During the 1920s vaudeville theater was at its peak in New Orleans. Throughout the city, but especially in the French Quarter, raucous shows featuring musicians, magicians, comedians and acrobats were packing houses at larger and larger venues.
With those crowds came money and with that money came the promise of a better and better life. Despite prohibition being in full swing, alcohol flowed free in the Big Easy and, with it, nearly any other vice you wanted could be bought or sold.
It was that life that Peter and Mary wanted. They dreamed of cheering audiences, wealth beyond their dreams and all of the parties that could attend. They felt they had the talent to take them wherever they wanted to go and that they belonged on the same stage with the greatest entertainers on the planet.
But there was a small problem. Peter and Mary weren’t singers or acrobats, they had met and married while studying puppetry and ventriloquism.
They were both amazing performers. They were often called the “Masters of Marionettes” and had even toured the country once. However, their career had been sidetracked, relegated to children’s theaters and kid’s shows.

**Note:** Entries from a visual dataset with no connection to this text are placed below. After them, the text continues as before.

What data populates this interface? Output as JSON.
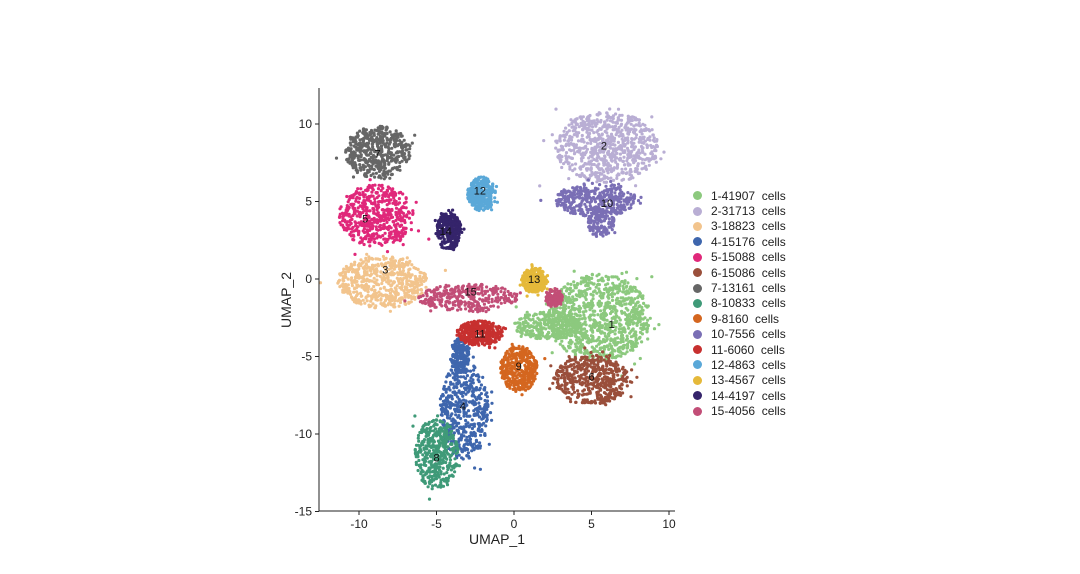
{
  "chart_data": {
    "type": "scatter",
    "xlabel": "UMAP_1",
    "ylabel": "UMAP_2",
    "xlim": [
      -12.6,
      10.4
    ],
    "ylim": [
      -15,
      12.3
    ],
    "xticks": [
      -10,
      -5,
      0,
      5,
      10
    ],
    "yticks": [
      -15,
      -10,
      -5,
      0,
      5,
      10
    ],
    "grid": false,
    "legend_position": "right",
    "clusters": [
      {
        "id": "1",
        "legend": "1-41907  cells",
        "color": "#8cc97e",
        "n": 41907,
        "label_at": [
          6.3,
          -2.9
        ],
        "regions": [
          [
            5.5,
            -2.5,
            3.3,
            2.8
          ],
          [
            2.2,
            -3,
            2.2,
            0.9
          ]
        ]
      },
      {
        "id": "2",
        "legend": "2-31713  cells",
        "color": "#b9aed4",
        "n": 31713,
        "label_at": [
          5.8,
          8.6
        ],
        "regions": [
          [
            6,
            8.5,
            3.3,
            2.3
          ]
        ]
      },
      {
        "id": "3",
        "legend": "3-18823  cells",
        "color": "#f2c48d",
        "n": 18823,
        "label_at": [
          -8.3,
          0.6
        ],
        "regions": [
          [
            -8.5,
            -0.2,
            2.9,
            1.7
          ]
        ]
      },
      {
        "id": "4",
        "legend": "4-15176  cells",
        "color": "#3e66ad",
        "n": 15176,
        "label_at": [
          -3.3,
          -8.2
        ],
        "regions": [
          [
            -3.2,
            -8.5,
            1.6,
            3.2
          ],
          [
            -3.5,
            -5,
            0.6,
            1.2
          ]
        ]
      },
      {
        "id": "5",
        "legend": "5-15088  cells",
        "color": "#e0287a",
        "n": 15088,
        "label_at": [
          -9.6,
          3.9
        ],
        "regions": [
          [
            -8.9,
            4.1,
            2.4,
            2
          ]
        ]
      },
      {
        "id": "6",
        "legend": "6-15086  cells",
        "color": "#9a4f3b",
        "n": 15086,
        "label_at": [
          5,
          -6.3
        ],
        "regions": [
          [
            5,
            -6.5,
            2.4,
            1.6
          ]
        ]
      },
      {
        "id": "7",
        "legend": "7-13161  cells",
        "color": "#666666",
        "n": 13161,
        "label_at": [
          -8.8,
          8.1
        ],
        "regions": [
          [
            -8.8,
            8.2,
            2.1,
            1.7
          ]
        ]
      },
      {
        "id": "8",
        "legend": "8-10833  cells",
        "color": "#3f9a78",
        "n": 10833,
        "label_at": [
          -5,
          -11.5
        ],
        "regions": [
          [
            -5,
            -11.3,
            1.4,
            2.3
          ]
        ]
      },
      {
        "id": "9",
        "legend": "9-8160  cells",
        "color": "#d4661f",
        "n": 8160,
        "label_at": [
          0.3,
          -5.6
        ],
        "regions": [
          [
            0.3,
            -5.8,
            1.2,
            1.5
          ]
        ]
      },
      {
        "id": "10",
        "legend": "10-7556  cells",
        "color": "#7a6fb5",
        "n": 7556,
        "label_at": [
          6,
          4.9
        ],
        "regions": [
          [
            5.3,
            5.1,
            2.6,
            1.1
          ],
          [
            5.6,
            3.6,
            0.9,
            0.9
          ]
        ]
      },
      {
        "id": "11",
        "legend": "11-6060  cells",
        "color": "#c7302f",
        "n": 6060,
        "label_at": [
          -2.2,
          -3.5
        ],
        "regions": [
          [
            -2.2,
            -3.5,
            1.5,
            0.8
          ]
        ]
      },
      {
        "id": "12",
        "legend": "12-4863  cells",
        "color": "#5aa8d8",
        "n": 4863,
        "label_at": [
          -2.2,
          5.7
        ],
        "regions": [
          [
            -2.1,
            5.5,
            0.9,
            1.1
          ]
        ]
      },
      {
        "id": "13",
        "legend": "13-4567  cells",
        "color": "#e5b93a",
        "n": 4567,
        "label_at": [
          1.3,
          0
        ],
        "regions": [
          [
            1.3,
            -0.1,
            0.8,
            0.8
          ]
        ]
      },
      {
        "id": "14",
        "legend": "14-4197  cells",
        "color": "#35246b",
        "n": 4197,
        "label_at": [
          -4.4,
          3.1
        ],
        "regions": [
          [
            -4.2,
            3.1,
            0.8,
            1.2
          ]
        ]
      },
      {
        "id": "15",
        "legend": "15-4056  cells",
        "color": "#c24e77",
        "n": 4056,
        "label_at": [
          -2.8,
          -0.8
        ],
        "regions": [
          [
            -3,
            -1.2,
            3.2,
            0.9
          ],
          [
            2.6,
            -1.2,
            0.6,
            0.6
          ]
        ]
      }
    ]
  }
}
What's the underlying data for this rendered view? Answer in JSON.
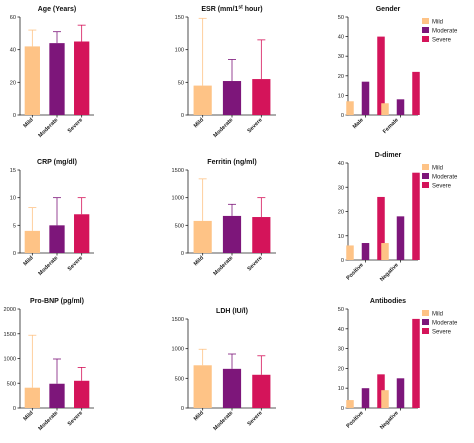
{
  "colors": {
    "mild": "#fec386",
    "moderate": "#7d167a",
    "severe": "#d4145a"
  },
  "chart_data": [
    {
      "id": "age",
      "type": "bar",
      "title": "Age (Years)",
      "categories": [
        "Mild",
        "Moderate",
        "Severe"
      ],
      "values": [
        42,
        44,
        45
      ],
      "errors": [
        52,
        51,
        55
      ],
      "ylim": [
        0,
        60
      ],
      "yticks": [
        "0",
        "20",
        "40",
        "60"
      ]
    },
    {
      "id": "esr",
      "type": "bar",
      "title": "ESR (mm/1",
      "title_sup": "st",
      "title_end": " hour)",
      "categories": [
        "Mild",
        "Moderate",
        "Severe"
      ],
      "values": [
        45,
        52,
        55
      ],
      "errors": [
        148,
        85,
        115
      ],
      "ylim": [
        0,
        150
      ],
      "yticks": [
        "0",
        "50",
        "100",
        "150"
      ]
    },
    {
      "id": "gender",
      "type": "grouped-bar",
      "title": "Gender",
      "categories": [
        "Male",
        "Female"
      ],
      "series": [
        {
          "name": "Mild",
          "values": [
            7,
            6
          ]
        },
        {
          "name": "Moderate",
          "values": [
            17,
            8
          ]
        },
        {
          "name": "Severe",
          "values": [
            40,
            22
          ]
        }
      ],
      "ylim": [
        0,
        50
      ],
      "yticks": [
        "0",
        "10",
        "20",
        "30",
        "40",
        "50"
      ],
      "legend": "top-right"
    },
    {
      "id": "crp",
      "type": "bar",
      "title": "CRP (mg/dl)",
      "categories": [
        "Mild",
        "Moderate",
        "Severe"
      ],
      "values": [
        4,
        5,
        7
      ],
      "errors": [
        8.2,
        10,
        10
      ],
      "ylim": [
        0,
        15
      ],
      "yticks": [
        "0",
        "5",
        "10",
        "15"
      ]
    },
    {
      "id": "ferritin",
      "type": "bar",
      "title": "Ferritin (ng/ml)",
      "categories": [
        "Mild",
        "Moderate",
        "Severe"
      ],
      "values": [
        580,
        670,
        650
      ],
      "errors": [
        1340,
        880,
        1000
      ],
      "ylim": [
        0,
        1500
      ],
      "yticks": [
        "0",
        "500",
        "1000",
        "1500"
      ]
    },
    {
      "id": "ddimer",
      "type": "grouped-bar",
      "title": "D-dimer",
      "categories": [
        "Positive",
        "Negative"
      ],
      "series": [
        {
          "name": "Mild",
          "values": [
            6,
            7
          ]
        },
        {
          "name": "Moderate",
          "values": [
            7,
            18
          ]
        },
        {
          "name": "Severe",
          "values": [
            26,
            36
          ]
        }
      ],
      "ylim": [
        0,
        40
      ],
      "yticks": [
        "0",
        "10",
        "20",
        "30",
        "40"
      ],
      "legend": "top-right"
    },
    {
      "id": "probnp",
      "type": "bar",
      "title": "Pro-BNP (pg/ml)",
      "categories": [
        "Mild",
        "Moderate",
        "Severe"
      ],
      "values": [
        410,
        490,
        550
      ],
      "errors": [
        1470,
        990,
        820
      ],
      "ylim": [
        0,
        2000
      ],
      "yticks": [
        "0",
        "500",
        "1000",
        "1500",
        "2000"
      ]
    },
    {
      "id": "ldh",
      "type": "bar",
      "title": "LDH (IU/l)",
      "categories": [
        "Mild",
        "Moderate",
        "Severe"
      ],
      "values": [
        720,
        660,
        560
      ],
      "errors": [
        990,
        910,
        880
      ],
      "ylim": [
        0,
        1500
      ],
      "yticks": [
        "0",
        "500",
        "1000",
        "1500"
      ]
    },
    {
      "id": "antibodies",
      "type": "grouped-bar",
      "title": "Antibodies",
      "categories": [
        "Positive",
        "Negative"
      ],
      "series": [
        {
          "name": "Mild",
          "values": [
            4,
            9
          ]
        },
        {
          "name": "Moderate",
          "values": [
            10,
            15
          ]
        },
        {
          "name": "Severe",
          "values": [
            17,
            45
          ]
        }
      ],
      "ylim": [
        0,
        50
      ],
      "yticks": [
        "0",
        "10",
        "20",
        "30",
        "40",
        "50"
      ],
      "legend": "top-right"
    }
  ]
}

As eclectic as vaudeville was, it never found much use for puppet shows. The vaudeville scene saw puppeteers as a flight of children’s fancy and not something grownups would pay money to see.
But that didn’t stop them from Trying. They constantly worked on their act, honing new comedies and dramas they felt would appeal to an older crowd but they failed every time. No promoter would take them and no audience would have them.
It was then Peter came up with his first stroke of genius, using humans instead of puppets on the stage. New Orleans was filled with performers desperate to be in an act so he and Mary quickly rounded up two actors and built a show around the premise.
The idea was simple enough, have human play the parts of the puppets and, using winches and levers, manipulate them like marionettes. It was a brilliant idea for a stage show and one that quickly became the couple’s obsession.
Unfortunately, the duo quickly learned about the troubles that come with working with humans. The actors were, in a word, difficult. Not content to be mere puppets, they refused to play their parts and wanted to take control of the act.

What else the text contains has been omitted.